The pressure to increase efficiency in a shrinking economy usually comes from cutting marketing spend. This is an environment to reduce waste, not spend. Maintaining ad spend and eliminating waste is a winning strategy for marketers, as they can actually increase sales and make exorbitant profits over competitors who roll back their spend.

The Challenges to Overcome

The advertising industry is driven by legacy systems, fragmented point solutions, and heavy service models. This creates an extremely inefficient and unhealthy ecosystem in which most of the spend is wasted on the wrong target audience and on over- or under-exposure of advertisements. This puts the entire industry at risk.

Ads are valued, traded (currency) and optimized based on non-sophisticated and inaccurate metrics such as people exposed within an age and gender cohort versus in-market sales prospects who have a higher probability of converting.

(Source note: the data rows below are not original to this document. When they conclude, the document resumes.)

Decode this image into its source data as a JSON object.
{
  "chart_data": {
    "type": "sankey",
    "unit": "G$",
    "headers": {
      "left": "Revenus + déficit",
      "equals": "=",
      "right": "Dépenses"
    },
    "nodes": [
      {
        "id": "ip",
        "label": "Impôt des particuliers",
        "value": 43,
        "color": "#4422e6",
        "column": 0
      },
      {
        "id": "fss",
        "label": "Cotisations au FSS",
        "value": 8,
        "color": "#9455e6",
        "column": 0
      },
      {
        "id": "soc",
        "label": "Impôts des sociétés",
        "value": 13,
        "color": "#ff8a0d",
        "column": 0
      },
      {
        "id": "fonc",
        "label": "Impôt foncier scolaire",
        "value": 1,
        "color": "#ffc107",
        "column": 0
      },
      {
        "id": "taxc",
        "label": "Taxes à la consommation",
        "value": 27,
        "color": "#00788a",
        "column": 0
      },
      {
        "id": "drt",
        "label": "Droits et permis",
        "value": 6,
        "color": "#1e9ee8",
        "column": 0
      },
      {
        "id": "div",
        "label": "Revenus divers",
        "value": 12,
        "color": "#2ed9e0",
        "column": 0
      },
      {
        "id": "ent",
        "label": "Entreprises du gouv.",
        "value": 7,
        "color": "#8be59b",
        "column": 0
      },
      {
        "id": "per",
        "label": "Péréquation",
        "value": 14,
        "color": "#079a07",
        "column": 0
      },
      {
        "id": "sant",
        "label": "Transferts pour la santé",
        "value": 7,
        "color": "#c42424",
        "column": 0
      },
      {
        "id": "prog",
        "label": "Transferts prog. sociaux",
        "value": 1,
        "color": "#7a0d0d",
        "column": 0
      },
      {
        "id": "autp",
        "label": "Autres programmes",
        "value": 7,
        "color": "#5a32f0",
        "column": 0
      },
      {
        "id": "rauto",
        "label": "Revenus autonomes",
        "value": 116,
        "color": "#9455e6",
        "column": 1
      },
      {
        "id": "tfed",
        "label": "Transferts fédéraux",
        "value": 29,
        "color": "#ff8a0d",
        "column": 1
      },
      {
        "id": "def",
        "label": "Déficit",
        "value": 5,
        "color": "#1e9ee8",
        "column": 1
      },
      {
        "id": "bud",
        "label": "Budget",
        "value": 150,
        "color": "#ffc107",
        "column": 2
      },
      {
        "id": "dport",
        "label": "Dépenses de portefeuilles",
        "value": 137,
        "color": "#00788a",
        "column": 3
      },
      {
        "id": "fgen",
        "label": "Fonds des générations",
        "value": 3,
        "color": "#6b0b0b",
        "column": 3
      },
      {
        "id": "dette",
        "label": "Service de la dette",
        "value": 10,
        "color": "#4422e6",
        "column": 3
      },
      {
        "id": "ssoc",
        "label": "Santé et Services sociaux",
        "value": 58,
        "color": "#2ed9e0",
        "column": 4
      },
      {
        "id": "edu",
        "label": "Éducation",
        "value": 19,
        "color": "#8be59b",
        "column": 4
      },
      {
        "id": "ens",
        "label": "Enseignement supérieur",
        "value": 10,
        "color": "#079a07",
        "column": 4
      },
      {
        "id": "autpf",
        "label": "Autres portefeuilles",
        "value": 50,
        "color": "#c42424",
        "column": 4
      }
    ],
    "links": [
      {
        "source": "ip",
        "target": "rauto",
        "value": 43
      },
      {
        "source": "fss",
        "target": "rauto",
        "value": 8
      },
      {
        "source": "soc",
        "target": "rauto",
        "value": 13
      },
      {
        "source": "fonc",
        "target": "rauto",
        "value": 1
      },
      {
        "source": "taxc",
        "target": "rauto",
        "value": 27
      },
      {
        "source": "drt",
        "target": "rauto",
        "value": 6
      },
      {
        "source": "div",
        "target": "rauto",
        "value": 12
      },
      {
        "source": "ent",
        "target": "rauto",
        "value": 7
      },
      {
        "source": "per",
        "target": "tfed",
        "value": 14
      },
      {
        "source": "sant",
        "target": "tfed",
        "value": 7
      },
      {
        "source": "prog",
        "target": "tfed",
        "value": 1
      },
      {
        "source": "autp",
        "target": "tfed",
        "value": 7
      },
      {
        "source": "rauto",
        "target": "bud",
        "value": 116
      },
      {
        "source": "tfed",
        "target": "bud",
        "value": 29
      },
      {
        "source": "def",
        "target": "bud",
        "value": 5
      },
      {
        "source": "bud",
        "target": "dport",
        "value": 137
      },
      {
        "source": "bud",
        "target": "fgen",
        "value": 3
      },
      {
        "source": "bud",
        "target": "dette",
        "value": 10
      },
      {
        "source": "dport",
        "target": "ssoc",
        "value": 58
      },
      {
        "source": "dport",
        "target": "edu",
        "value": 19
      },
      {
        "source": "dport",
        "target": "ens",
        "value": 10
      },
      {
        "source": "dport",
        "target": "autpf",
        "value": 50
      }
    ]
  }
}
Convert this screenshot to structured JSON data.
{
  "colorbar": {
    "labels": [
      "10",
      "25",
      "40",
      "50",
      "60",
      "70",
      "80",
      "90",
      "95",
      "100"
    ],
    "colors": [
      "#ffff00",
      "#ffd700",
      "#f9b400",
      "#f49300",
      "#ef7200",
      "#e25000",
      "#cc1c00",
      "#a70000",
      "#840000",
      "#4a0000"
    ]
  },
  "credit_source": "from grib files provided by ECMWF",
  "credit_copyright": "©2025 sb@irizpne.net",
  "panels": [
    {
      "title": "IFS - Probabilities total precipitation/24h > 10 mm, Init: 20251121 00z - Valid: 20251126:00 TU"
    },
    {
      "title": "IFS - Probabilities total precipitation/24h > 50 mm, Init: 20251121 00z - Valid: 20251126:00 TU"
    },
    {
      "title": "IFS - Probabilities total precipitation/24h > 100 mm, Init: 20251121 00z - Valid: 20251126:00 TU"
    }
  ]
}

Traditionally, ad measurement has been unable to deduplicate and compare across traditional, digital and streaming platforms, causing waste as consumers see the same ad too often or too little. This makes for a wasteful distribution of delivery where some audiences are overexposed with ads while other valuable prospects don’t get enough exposure to motivate a sale.

Outdated TV currency and metering solutions built on a single panel – separate from big data – are unable to effectively measure streaming audiences, destroying value for TV networks by underrepresenting their growth assets. For advertisers, it means not only admitting that there is a lot of waste within the current system, but also figuring out a way to do something about it.